I think anyone employed by anyone else should ask at the beginning how to address the other person. Some people might object to just being called by their first name, especially if they are much older than the first person. But somehow, that Ms. Jane business always made me uncomfortable. Finally, she got used to just calling me "Jane," and I'm glad I stopped being Ms. Scarlett.
 
Getting back to the gender-specific pronouns, it wasn't exactly "easier" when they were in the closet, but the pronouns were certainly easier. I think this is a ridiculous distortion of the English language. "They" refers to a plural number of people, things, etc. Using that word for a single person makes everyone's head start spinning.

I think the latest survey on this showed that the use of they/them for a single person is very unpopular all over the country. I doubt that it will ever catch on.
 
"They" refers to a plural number of people, things, etc. Using that word for a single person makes everyone's head start spinning.
I'm having the same problem understanding that myself. It sounds like a grammatical error, unless one person is actually two persons, which is physically impossible. Depending on context, it could be a pronoun referring to a combination of personalities contained in a person with split personality disorder.
 
At 62, it's difficult to change the way I talk. That being said, I do try to be as accommodating as possible to people's preferences.

Being fired for something like this is absolutely ridiculous; showing a lack of empathy for the older person and a double standard for human rights.

Firstly, thank you for those who answered my question.
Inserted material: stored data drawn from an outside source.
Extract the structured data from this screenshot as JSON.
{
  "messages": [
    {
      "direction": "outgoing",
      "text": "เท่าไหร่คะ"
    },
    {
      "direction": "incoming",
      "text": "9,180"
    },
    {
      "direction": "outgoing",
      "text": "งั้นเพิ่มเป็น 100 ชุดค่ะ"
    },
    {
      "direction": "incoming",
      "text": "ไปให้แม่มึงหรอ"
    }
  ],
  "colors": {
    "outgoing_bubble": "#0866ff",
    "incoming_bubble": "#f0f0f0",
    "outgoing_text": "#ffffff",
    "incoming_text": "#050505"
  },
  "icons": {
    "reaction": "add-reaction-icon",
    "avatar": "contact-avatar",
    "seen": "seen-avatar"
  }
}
If nothing else I think it illustrates that you can still trip, even when you're trying hard not to!

As for @CallS - your first sentence says a lot. What I mean is, if I meet a stranger, I don't consciously analyze their appearance. Like breathing, like blinking, it all happens automagically. A woman comes across as a woman, a man a man. I don't have to think about it, analyze it, weigh up the evidence. We're just programmed by y3ears and years to know the difference between the sexes. That is why, I think, it's difficult to change - you're not consciously doing these things.
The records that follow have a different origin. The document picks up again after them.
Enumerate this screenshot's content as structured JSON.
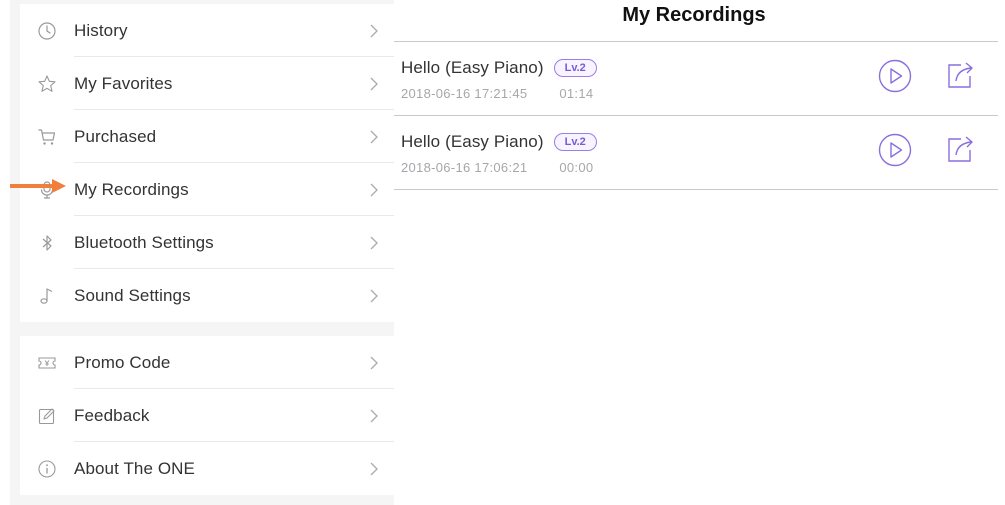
{
  "sidebar": {
    "groups": [
      {
        "items": [
          {
            "label": "History",
            "icon": "clock-icon"
          },
          {
            "label": "My Favorites",
            "icon": "star-icon"
          },
          {
            "label": "Purchased",
            "icon": "cart-icon"
          },
          {
            "label": "My Recordings",
            "icon": "microphone-icon"
          },
          {
            "label": "Bluetooth Settings",
            "icon": "bluetooth-icon"
          },
          {
            "label": "Sound Settings",
            "icon": "music-note-icon"
          }
        ]
      },
      {
        "items": [
          {
            "label": "Promo Code",
            "icon": "ticket-icon"
          },
          {
            "label": "Feedback",
            "icon": "edit-icon"
          },
          {
            "label": "About The ONE",
            "icon": "info-icon"
          }
        ]
      }
    ]
  },
  "annotation": {
    "arrow_color": "#f07f3c"
  },
  "main": {
    "title": "My Recordings",
    "recordings": [
      {
        "title": "Hello (Easy Piano)",
        "level": "Lv.2",
        "date": "2018-06-16 17:21:45",
        "duration": "01:14"
      },
      {
        "title": "Hello (Easy Piano)",
        "level": "Lv.2",
        "date": "2018-06-16 17:06:21",
        "duration": "00:00"
      }
    ]
  },
  "colors": {
    "accent": "#8a6ee0",
    "text": "#333333",
    "muted": "#a7a7ab",
    "sidebar_bg": "#f5f5f6"
  }
}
I'm reminded - and I truly don't mean offense here - but back in ye olde days we knew there were men who dressed in women's clothes. We knew them as as Transv*******. I understand this is an offensive term now. I don't know why it's offensive. Also, surgical procedures to change a persons *******s has been a thing for many decades - there's a movie about it from the 70's that I won't mention. What's changed now is that we have a greater understanding of our bodies chemistry, and we can prescribe drugs to affect change.

That issue here is what does that mean to people like myself and perhaps CallS. It's just not our norm, and we don't think about such things. I mean, since when did I worry about pronouns?
 
I agree, Vaughan, but I think the confusion goes beyond the age of the listener or reader. Here's an example:

I was reading an advice column in the Washington Post, which knocks itself out using politically correct (woke) terminology. Someone wrote that his daughter, with whom he had issues involving the daughter's boyfriend, was coming for a visit, and he was asking for some advice.
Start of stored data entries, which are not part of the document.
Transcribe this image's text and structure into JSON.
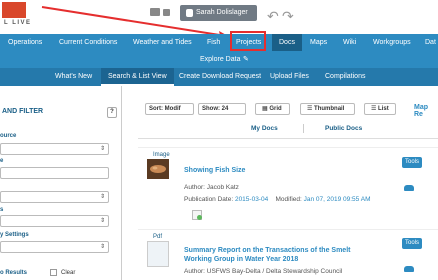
{
  "logo_text": "L LIVE",
  "user": {
    "name": "Sarah Dolislager"
  },
  "nav": {
    "operations": "Operations",
    "current_conditions": "Current Conditions",
    "weather_tides": "Weather and Tides",
    "fish": "Fish",
    "projects": "Projects",
    "docs": "Docs",
    "maps": "Maps",
    "wiki": "Wiki",
    "workgroups": "Workgroups",
    "data": "Dat"
  },
  "subbar": {
    "explore_data": "Explore Data"
  },
  "subnav": {
    "whats_new": "What's New",
    "search_list_view": "Search & List View",
    "create_download_request": "Create Download Request",
    "upload_files": "Upload Files",
    "compilations": "Compilations"
  },
  "left_panel": {
    "title": "AND FILTER",
    "help": "?",
    "source_label": "ource",
    "label_e": "e",
    "label_s": "s",
    "settings_label": "y Settings",
    "results_label": "o Results",
    "clear_label": "Clear"
  },
  "controls": {
    "sort": "Sort: Modif",
    "show": "Show: 24",
    "grid": "Grid",
    "thumbnail": "Thumbnail",
    "list": "List",
    "map": "Map Re"
  },
  "tabs": {
    "my_docs": "My Docs",
    "public_docs": "Public Docs"
  },
  "documents": [
    {
      "type": "Image",
      "title": "Showing Fish Size",
      "author": "Author: Jacob Katz",
      "pub_label": "Publication Date:",
      "pub_date": "2015-03-04",
      "mod_label": "Modified:",
      "mod_date": "Jan 07, 2019 09:55 AM",
      "tools": "Tools"
    },
    {
      "type": "Pdf",
      "title": "Summary Report on the Transactions of the Smelt Working Group in Water Year 2018",
      "author": "Author: USFWS Bay-Delta / Delta Stewardship Council",
      "tools": "Tools"
    }
  ]
}
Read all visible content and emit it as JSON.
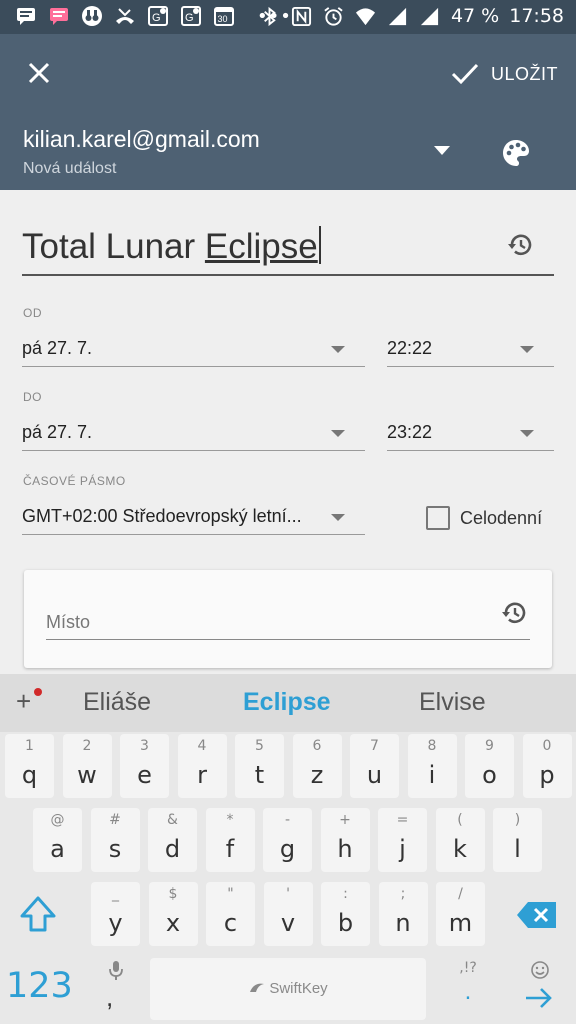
{
  "status_bar": {
    "battery": "47 %",
    "time": "17:58",
    "dots": "•••",
    "left_icons": [
      "message-icon",
      "chat-icon",
      "binoculars-icon",
      "missed-call-icon",
      "maps-icon",
      "maps-icon",
      "calendar-icon"
    ],
    "right_icons": [
      "bluetooth-icon",
      "nfc-icon",
      "alarm-icon",
      "wifi-icon",
      "signal-icon",
      "signal-icon"
    ]
  },
  "appbar": {
    "save_label": "ULOŽIT",
    "account": "kilian.karel@gmail.com",
    "subtitle": "Nová událost",
    "color": "#4e6173"
  },
  "event": {
    "title_prefix": "Total Lunar ",
    "title_word": "Eclipse"
  },
  "from": {
    "label": "OD",
    "date": "pá 27. 7.",
    "time": "22:22"
  },
  "to": {
    "label": "DO",
    "date": "pá 27. 7.",
    "time": "23:22"
  },
  "timezone": {
    "label": "ČASOVÉ PÁSMO",
    "value": "GMT+02:00 Středoevropský letní..."
  },
  "allday": {
    "label": "Celodenní",
    "checked": false
  },
  "place": {
    "placeholder": "Místo"
  },
  "keyboard": {
    "accent": "#2e9fd4",
    "suggestions": [
      "Eliáše",
      "Eclipse",
      "Elvise"
    ],
    "suggest_plus": "+",
    "row1": [
      {
        "sec": "1",
        "pri": "q"
      },
      {
        "sec": "2",
        "pri": "w"
      },
      {
        "sec": "3",
        "pri": "e"
      },
      {
        "sec": "4",
        "pri": "r"
      },
      {
        "sec": "5",
        "pri": "t"
      },
      {
        "sec": "6",
        "pri": "z"
      },
      {
        "sec": "7",
        "pri": "u"
      },
      {
        "sec": "8",
        "pri": "i"
      },
      {
        "sec": "9",
        "pri": "o"
      },
      {
        "sec": "0",
        "pri": "p"
      }
    ],
    "row2": [
      {
        "sec": "@",
        "pri": "a"
      },
      {
        "sec": "#",
        "pri": "s"
      },
      {
        "sec": "&",
        "pri": "d"
      },
      {
        "sec": "*",
        "pri": "f"
      },
      {
        "sec": "-",
        "pri": "g"
      },
      {
        "sec": "+",
        "pri": "h"
      },
      {
        "sec": "=",
        "pri": "j"
      },
      {
        "sec": "(",
        "pri": "k"
      },
      {
        "sec": ")",
        "pri": "l"
      }
    ],
    "row3": [
      {
        "sec": "_",
        "pri": "y"
      },
      {
        "sec": "$",
        "pri": "x"
      },
      {
        "sec": "\"",
        "pri": "c"
      },
      {
        "sec": "'",
        "pri": "v"
      },
      {
        "sec": ":",
        "pri": "b"
      },
      {
        "sec": ";",
        "pri": "n"
      },
      {
        "sec": "/",
        "pri": "m"
      }
    ],
    "numbers_label": "123",
    "comma": ",",
    "space_brand": "SwiftKey",
    "punct_sec": ",!?",
    "punct_pri": "."
  }
}
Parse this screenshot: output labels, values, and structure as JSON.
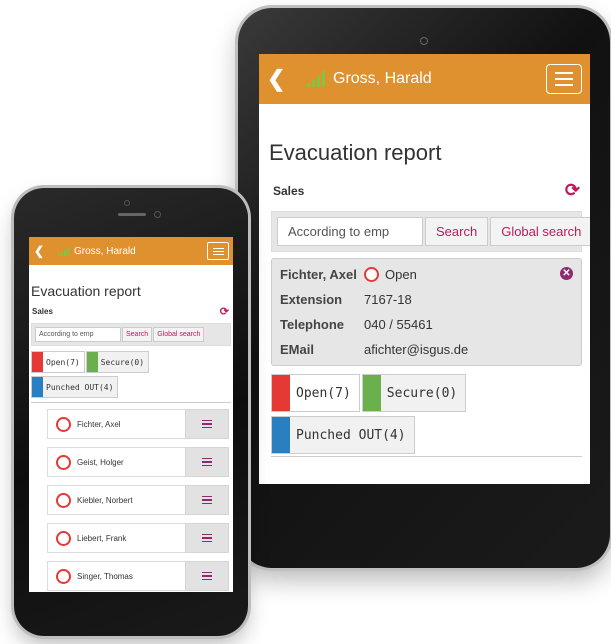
{
  "colors": {
    "header": "#e0912f",
    "accent": "#c2185b",
    "open": "#e53935",
    "secure": "#6ab04c",
    "punched_out": "#2a7fc1",
    "signal": "#7ec540"
  },
  "header": {
    "user": "Gross, Harald",
    "back_icon": "chevron-left-icon",
    "signal_icon": "signal-strength-icon",
    "menu_icon": "hamburger-menu-icon"
  },
  "page": {
    "title": "Evacuation report",
    "department": "Sales"
  },
  "search": {
    "placeholder": "According to emp",
    "search_label": "Search",
    "global_label": "Global search"
  },
  "detail": {
    "name": "Fichter, Axel",
    "status": "Open",
    "fields": [
      {
        "label": "Extension",
        "value": "7167-18"
      },
      {
        "label": "Telephone",
        "value": "040 / 55461"
      },
      {
        "label": "EMail",
        "value": "afichter@isgus.de"
      }
    ]
  },
  "tabs": [
    {
      "label": "Open(7)",
      "color": "#e53935"
    },
    {
      "label": "Secure(0)",
      "color": "#6ab04c"
    },
    {
      "label": "Punched OUT(4)",
      "color": "#2a7fc1"
    }
  ],
  "employees": [
    {
      "name": "Fichter, Axel"
    },
    {
      "name": "Geist, Holger"
    },
    {
      "name": "Kiebler, Norbert"
    },
    {
      "name": "Liebert, Frank"
    },
    {
      "name": "Singer, Thomas"
    }
  ]
}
The answer from the columnist was something like, "When they arrive greet them warmly, and express how happy you are to see them."

My reaction was: Huh? The daughter is bringing her boyfriend for the visit? But the person asking for advice didn't say that. How many people were coming on this visit? Just the daughter was "they?" What's going on?

Obviously, this was of zero importance to me personally. But imagine the confusion and misunderstanding that can be engendered if everybody starts talking like that all the time.

However, we interestingly do use "they/their/them" for a single person all the time when we don't know who they are. "Somebody must have left their wallet here."